Constructive Approximation in Mixed norm Spaces

TL;DR

This paper investigates function approximation in mixed norm Lebesgue and Orlicz spaces using Kantorovich-type sampling operators, establishing their boundedness and approximation properties in these generalized spaces.

Contribution

It introduces the boundedness and approximation analysis of Kantorovich sampling operators specifically in mixed norm Lebesgue and Orlicz spaces, expanding the understanding of approximation in these complex spaces.

Findings

Boundedness of Kantorovich sampling operators in mixed norm spaces

Approximation properties of these operators in Lebesgue and Orlicz spaces

Examples of kernels suitable for the approximation process

Abstract

The concept of mixed norm spaces has emerged as a significant interest in fields such as harmonic analysis.
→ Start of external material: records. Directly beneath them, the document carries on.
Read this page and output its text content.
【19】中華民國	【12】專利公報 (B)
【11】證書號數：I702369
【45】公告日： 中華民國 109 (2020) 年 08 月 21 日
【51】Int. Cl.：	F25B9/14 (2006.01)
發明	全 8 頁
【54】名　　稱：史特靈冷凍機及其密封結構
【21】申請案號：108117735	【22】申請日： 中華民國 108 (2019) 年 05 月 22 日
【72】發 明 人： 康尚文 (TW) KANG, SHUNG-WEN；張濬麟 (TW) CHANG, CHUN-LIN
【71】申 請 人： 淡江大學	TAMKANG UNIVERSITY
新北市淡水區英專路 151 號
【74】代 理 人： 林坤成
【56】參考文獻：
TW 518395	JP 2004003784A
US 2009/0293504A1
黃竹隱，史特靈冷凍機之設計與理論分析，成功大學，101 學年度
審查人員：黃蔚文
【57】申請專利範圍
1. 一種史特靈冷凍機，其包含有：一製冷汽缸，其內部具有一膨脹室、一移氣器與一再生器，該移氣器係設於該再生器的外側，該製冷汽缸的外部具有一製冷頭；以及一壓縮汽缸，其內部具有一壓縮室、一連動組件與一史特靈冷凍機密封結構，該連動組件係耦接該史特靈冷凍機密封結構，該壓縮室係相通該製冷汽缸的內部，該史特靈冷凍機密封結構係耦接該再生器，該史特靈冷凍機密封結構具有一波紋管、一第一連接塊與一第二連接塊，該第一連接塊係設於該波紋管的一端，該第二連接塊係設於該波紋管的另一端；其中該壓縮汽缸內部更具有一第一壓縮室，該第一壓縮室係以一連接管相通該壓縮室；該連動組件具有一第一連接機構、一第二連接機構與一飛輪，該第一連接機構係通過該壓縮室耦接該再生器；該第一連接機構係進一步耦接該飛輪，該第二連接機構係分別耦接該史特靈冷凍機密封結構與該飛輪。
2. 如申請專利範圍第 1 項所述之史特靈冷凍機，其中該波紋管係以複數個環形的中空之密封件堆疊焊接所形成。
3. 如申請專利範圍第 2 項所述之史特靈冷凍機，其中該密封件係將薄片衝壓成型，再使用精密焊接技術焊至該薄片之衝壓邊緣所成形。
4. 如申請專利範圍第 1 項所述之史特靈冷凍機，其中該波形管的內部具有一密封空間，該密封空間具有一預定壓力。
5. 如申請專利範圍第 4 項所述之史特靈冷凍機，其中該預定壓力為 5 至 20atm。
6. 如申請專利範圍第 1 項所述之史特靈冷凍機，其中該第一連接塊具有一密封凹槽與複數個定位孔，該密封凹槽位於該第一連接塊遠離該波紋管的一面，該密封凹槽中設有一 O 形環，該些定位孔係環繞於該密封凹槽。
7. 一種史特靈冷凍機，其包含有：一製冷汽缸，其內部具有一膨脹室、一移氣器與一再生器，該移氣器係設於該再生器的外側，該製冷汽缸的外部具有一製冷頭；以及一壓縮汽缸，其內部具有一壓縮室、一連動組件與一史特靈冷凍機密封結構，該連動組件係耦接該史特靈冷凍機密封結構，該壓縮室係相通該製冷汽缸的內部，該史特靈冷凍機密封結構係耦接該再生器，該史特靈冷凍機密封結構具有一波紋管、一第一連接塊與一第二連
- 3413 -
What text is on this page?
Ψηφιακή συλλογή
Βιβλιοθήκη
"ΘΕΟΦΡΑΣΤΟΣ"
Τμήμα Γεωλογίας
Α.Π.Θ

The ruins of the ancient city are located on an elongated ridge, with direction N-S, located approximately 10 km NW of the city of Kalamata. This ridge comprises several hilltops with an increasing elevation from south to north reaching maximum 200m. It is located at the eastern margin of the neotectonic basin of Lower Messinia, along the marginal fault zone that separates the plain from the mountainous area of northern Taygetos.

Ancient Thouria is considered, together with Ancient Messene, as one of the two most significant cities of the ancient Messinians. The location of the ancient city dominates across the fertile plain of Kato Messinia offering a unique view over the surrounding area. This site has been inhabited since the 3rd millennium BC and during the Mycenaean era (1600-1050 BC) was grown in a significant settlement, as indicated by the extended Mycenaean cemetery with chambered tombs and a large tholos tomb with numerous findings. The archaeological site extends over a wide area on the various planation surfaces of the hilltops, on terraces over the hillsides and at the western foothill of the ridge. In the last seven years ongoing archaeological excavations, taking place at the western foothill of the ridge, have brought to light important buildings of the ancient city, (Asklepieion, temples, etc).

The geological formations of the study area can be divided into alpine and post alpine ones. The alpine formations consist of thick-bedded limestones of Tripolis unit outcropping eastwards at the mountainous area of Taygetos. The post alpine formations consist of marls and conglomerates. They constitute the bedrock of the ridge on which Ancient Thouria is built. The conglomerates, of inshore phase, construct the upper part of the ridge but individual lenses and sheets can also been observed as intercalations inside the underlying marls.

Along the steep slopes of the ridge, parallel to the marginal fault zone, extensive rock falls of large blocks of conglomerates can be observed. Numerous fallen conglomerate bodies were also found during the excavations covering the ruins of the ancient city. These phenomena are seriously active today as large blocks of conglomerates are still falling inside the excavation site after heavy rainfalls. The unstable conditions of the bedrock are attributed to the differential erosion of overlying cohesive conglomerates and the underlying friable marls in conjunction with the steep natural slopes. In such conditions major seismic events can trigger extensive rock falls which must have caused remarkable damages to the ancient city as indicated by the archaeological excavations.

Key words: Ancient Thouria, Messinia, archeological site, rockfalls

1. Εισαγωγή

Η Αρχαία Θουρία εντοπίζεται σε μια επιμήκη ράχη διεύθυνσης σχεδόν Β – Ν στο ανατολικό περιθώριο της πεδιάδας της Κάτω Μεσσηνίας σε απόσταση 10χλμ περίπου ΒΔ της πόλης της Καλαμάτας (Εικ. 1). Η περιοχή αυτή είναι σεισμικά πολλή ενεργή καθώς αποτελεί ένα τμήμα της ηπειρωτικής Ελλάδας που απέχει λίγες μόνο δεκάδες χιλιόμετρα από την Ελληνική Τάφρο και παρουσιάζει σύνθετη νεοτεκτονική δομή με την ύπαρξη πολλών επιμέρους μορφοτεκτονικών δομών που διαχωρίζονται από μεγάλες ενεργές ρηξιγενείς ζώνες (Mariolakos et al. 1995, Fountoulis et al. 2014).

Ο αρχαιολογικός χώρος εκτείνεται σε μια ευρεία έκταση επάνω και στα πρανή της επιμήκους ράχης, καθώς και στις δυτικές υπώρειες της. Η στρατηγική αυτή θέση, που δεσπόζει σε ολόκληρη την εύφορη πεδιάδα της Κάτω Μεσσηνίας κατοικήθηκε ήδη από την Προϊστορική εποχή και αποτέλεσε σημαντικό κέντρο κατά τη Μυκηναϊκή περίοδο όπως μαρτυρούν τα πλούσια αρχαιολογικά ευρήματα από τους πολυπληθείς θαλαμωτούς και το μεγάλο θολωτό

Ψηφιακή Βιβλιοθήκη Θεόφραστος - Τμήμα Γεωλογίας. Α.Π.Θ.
In addition, the problem of function approximation through sampling series has been particularly noteworthy in the realm of approximation theory. This paper aims to address both these aspects. Here we deal with the problem of function approximation in diverse mixed norm function spaces. We utilise the family of Kantorovich type sampling operators as approximator for the functions in mixed norm Lebesgue space, and mixed norm Orlicz space. The Orlicz spaces are well-known as a generalized family that encompasses many significant function spaces. We establish the boundedness of the family of generalized as well as Kantorovich type sampling operators within the framework of these mixed norm spaces.Further, we study the approximation properties of Kantorovich-type sampling operators in both mixed norm Lebesgue and Orlicz spaces. At the end, we discuss a few examples of suitable kernel involved in the discussed approximation procedure.